Purported Ancient Worlds/Welch Indians< Purported Ancient Worlds
Madoc (Madog or Madawg) ap Owain Gwynedd was a Welsh prince who, according to legend, discovered America in 1170, over three hundred years before Christopher Columbus's voyage in 1492. Madoc has been the subject of much historical speculation, but most scholars doubt that Madoc ever made a trip to North America, and some doubt the prince existed at all.
A later development in the legend claimed the settlers were absorbed by groups of Native Americans, and their descendants remained somewhere on the American frontier for hundreds of years. The first to report an encounter with a Welsh-speaking Indian was the Reverend Morgan Jones, who was captured in 1669 by a tribe of Tuscaroras called the Doeg. The chief spared his life, however, when he heard Jones speak Welsh, a tongue he understood. Jones lived with the Doeg for several months preaching the Gospel in Welsh, and returned to the British Colonies where he recorded his adventure in 1686.
A number of later travellers claimed to have found the Welsh Indians, and one even claimed the tribe he visited venerated a copy of the Gospel written in Welsh. Stories of Cymric Indians became popular enough that even Lewis and Clark were ordered to look out for them, and folklore has long claimed that Louisville, Kentucky was once home to a colony of Welsh-speaking Indians. 18th century Missouri River explorer John Evans of Waunfawr, Wales took up his journey in part to find the Welsh-descended "Padoucas" or "Madogwys" tribes. The legend was not apparently restricted to whites; in 1810, John Sevier, the first governor of Tennessee, wrote to his friend Major Amos Stoddard about a conversation he had had with the old Cherokee chief Oconostota concerning ancient fortifications built along the Alabama River. The Chief said the forts were built by the white people who had once lived in the area as protection against the ancestors of the Cherokee. They were called "Welsh" and their leader was "Modok". How much of the original conversation, which was supposed to have occurred in 1782, was accurately related in Sevier's letter in 1810 is of course debatable.
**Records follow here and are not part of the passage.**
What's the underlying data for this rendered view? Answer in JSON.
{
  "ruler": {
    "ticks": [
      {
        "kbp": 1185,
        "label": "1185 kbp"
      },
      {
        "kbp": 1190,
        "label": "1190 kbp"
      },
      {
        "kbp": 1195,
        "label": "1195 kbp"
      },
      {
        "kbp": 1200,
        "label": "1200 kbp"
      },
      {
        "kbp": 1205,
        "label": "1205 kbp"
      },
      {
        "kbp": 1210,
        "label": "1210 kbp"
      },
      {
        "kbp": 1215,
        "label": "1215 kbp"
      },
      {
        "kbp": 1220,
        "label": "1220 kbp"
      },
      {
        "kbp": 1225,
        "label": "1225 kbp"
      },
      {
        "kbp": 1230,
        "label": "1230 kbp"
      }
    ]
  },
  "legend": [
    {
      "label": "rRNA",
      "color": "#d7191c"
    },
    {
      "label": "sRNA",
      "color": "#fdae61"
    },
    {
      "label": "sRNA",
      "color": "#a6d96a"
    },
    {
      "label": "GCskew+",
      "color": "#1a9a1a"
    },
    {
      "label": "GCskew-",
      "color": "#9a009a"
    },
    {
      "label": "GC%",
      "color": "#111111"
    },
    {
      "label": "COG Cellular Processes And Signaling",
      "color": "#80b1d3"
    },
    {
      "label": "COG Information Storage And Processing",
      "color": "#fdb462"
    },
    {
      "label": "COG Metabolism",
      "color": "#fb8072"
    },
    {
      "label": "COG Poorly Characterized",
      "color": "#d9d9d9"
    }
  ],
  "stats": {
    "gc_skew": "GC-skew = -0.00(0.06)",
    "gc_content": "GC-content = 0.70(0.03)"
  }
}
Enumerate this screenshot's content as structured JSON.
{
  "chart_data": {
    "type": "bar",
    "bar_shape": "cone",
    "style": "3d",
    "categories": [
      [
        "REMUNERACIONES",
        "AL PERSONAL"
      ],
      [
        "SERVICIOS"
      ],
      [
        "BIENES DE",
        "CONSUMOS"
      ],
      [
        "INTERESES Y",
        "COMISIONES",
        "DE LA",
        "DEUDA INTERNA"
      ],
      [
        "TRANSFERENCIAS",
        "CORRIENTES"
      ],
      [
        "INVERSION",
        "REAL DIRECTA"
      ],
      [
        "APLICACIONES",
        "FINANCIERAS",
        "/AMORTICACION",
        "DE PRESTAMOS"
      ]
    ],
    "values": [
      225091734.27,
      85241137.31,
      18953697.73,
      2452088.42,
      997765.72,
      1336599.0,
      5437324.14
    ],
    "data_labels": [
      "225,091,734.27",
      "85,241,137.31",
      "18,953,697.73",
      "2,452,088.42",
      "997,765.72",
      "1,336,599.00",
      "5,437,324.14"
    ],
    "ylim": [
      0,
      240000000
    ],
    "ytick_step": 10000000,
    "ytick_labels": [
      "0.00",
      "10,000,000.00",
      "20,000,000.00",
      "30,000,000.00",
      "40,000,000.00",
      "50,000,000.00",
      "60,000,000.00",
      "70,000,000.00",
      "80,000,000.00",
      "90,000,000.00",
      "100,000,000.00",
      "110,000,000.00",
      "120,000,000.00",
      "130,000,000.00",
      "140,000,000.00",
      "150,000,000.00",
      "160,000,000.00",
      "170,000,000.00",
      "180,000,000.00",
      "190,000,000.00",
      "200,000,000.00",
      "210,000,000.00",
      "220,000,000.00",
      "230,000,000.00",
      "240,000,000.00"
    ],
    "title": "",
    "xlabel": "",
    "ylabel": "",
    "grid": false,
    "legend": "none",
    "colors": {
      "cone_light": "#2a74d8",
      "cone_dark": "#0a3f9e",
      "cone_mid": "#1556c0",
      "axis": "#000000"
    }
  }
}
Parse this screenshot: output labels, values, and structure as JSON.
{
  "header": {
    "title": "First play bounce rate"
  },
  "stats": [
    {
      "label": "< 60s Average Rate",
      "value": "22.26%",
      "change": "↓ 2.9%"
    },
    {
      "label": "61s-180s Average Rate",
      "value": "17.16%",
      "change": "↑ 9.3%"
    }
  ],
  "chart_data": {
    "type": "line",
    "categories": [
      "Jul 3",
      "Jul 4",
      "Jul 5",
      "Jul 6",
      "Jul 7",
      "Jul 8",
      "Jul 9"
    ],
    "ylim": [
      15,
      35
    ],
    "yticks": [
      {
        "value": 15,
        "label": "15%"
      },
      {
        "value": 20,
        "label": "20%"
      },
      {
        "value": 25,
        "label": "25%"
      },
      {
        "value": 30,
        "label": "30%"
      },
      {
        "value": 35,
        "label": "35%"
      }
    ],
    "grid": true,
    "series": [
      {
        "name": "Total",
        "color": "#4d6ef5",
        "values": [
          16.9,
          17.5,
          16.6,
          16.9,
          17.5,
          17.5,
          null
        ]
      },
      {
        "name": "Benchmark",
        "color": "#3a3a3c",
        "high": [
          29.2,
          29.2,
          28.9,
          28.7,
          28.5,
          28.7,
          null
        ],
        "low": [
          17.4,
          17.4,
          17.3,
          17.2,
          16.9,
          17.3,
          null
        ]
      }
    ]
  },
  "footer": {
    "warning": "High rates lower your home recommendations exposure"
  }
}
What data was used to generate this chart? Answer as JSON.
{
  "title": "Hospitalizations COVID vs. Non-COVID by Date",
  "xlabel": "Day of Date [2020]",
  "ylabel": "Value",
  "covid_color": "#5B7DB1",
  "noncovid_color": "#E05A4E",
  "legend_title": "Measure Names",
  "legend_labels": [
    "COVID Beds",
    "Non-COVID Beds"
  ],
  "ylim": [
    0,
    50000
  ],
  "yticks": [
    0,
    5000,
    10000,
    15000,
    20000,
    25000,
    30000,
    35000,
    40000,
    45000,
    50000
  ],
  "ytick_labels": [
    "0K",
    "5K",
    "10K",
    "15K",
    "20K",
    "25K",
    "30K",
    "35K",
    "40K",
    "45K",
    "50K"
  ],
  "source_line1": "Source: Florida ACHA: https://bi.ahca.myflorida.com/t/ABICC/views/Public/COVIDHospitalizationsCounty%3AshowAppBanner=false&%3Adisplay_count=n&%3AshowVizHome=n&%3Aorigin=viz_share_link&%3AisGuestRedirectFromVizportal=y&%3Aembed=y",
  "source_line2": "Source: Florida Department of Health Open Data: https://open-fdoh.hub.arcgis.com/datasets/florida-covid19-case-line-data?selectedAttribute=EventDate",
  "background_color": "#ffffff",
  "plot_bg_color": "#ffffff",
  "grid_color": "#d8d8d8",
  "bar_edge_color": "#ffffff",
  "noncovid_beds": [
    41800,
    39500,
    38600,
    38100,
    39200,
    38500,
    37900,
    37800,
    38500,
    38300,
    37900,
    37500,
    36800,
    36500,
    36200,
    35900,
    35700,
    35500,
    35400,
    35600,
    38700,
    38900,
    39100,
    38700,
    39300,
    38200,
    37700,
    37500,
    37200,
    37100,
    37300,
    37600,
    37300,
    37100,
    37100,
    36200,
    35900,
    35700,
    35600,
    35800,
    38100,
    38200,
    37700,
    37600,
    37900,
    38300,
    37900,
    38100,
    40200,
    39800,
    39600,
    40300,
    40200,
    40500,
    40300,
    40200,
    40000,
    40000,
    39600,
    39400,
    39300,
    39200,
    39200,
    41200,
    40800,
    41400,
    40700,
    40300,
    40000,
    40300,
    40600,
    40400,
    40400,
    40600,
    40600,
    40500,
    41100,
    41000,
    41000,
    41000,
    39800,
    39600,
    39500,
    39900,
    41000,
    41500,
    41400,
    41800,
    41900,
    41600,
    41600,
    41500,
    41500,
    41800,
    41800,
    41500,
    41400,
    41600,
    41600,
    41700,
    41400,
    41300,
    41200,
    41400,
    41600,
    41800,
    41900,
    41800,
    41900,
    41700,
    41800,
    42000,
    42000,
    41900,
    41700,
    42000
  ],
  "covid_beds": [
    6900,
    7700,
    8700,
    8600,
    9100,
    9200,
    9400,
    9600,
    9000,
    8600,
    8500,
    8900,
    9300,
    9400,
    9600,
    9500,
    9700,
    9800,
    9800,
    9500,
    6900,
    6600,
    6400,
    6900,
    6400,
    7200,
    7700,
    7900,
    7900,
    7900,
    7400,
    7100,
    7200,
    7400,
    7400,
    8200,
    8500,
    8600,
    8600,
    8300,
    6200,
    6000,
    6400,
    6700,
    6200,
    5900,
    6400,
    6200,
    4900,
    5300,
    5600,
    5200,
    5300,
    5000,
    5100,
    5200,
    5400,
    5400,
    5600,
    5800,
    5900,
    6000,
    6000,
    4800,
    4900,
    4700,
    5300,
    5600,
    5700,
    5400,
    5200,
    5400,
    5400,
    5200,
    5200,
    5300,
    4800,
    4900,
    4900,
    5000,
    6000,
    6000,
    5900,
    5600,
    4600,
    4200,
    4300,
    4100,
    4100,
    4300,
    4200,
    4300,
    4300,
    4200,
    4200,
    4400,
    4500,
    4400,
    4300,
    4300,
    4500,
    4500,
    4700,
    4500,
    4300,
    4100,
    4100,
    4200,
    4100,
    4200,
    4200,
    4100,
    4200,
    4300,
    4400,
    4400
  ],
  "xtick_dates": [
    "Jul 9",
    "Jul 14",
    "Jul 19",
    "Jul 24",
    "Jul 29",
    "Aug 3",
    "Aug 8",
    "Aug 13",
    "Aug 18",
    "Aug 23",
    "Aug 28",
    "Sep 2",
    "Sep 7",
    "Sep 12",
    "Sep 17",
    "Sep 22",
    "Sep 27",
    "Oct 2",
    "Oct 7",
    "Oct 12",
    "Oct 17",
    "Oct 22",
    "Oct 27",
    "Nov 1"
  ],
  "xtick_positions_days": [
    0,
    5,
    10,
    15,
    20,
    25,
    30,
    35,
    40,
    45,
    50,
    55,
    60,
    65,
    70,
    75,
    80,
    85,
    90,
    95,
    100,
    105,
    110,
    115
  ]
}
In the early tales, the white Indians' specific European language ranged from Irish to Portuguese, and the tribe's name varied from teller to teller (often, the name was unattested elsewhere), but later versions settled on Welsh and the Mandan people, who differed strikingly from their neighbors in culture, language, and appearance. The painter George Catlin suggested the Mandans as descendants of Madoc and his fellow voyagers in North American Indians (1841); he found the round Mandan Bull Boat similar to the Welsh coracle, and thought the advanced architecture of Mandan villages must have been learned from Europeans (advanced North American societies such as the Mississippian and Hopewell cultures were not well known in Catlin's time). Supporters of this theory have drawn links between Madoc and the Mandan mythological figure Lone Man, who, according to one tale, provided his people with homes during and after a great deluge.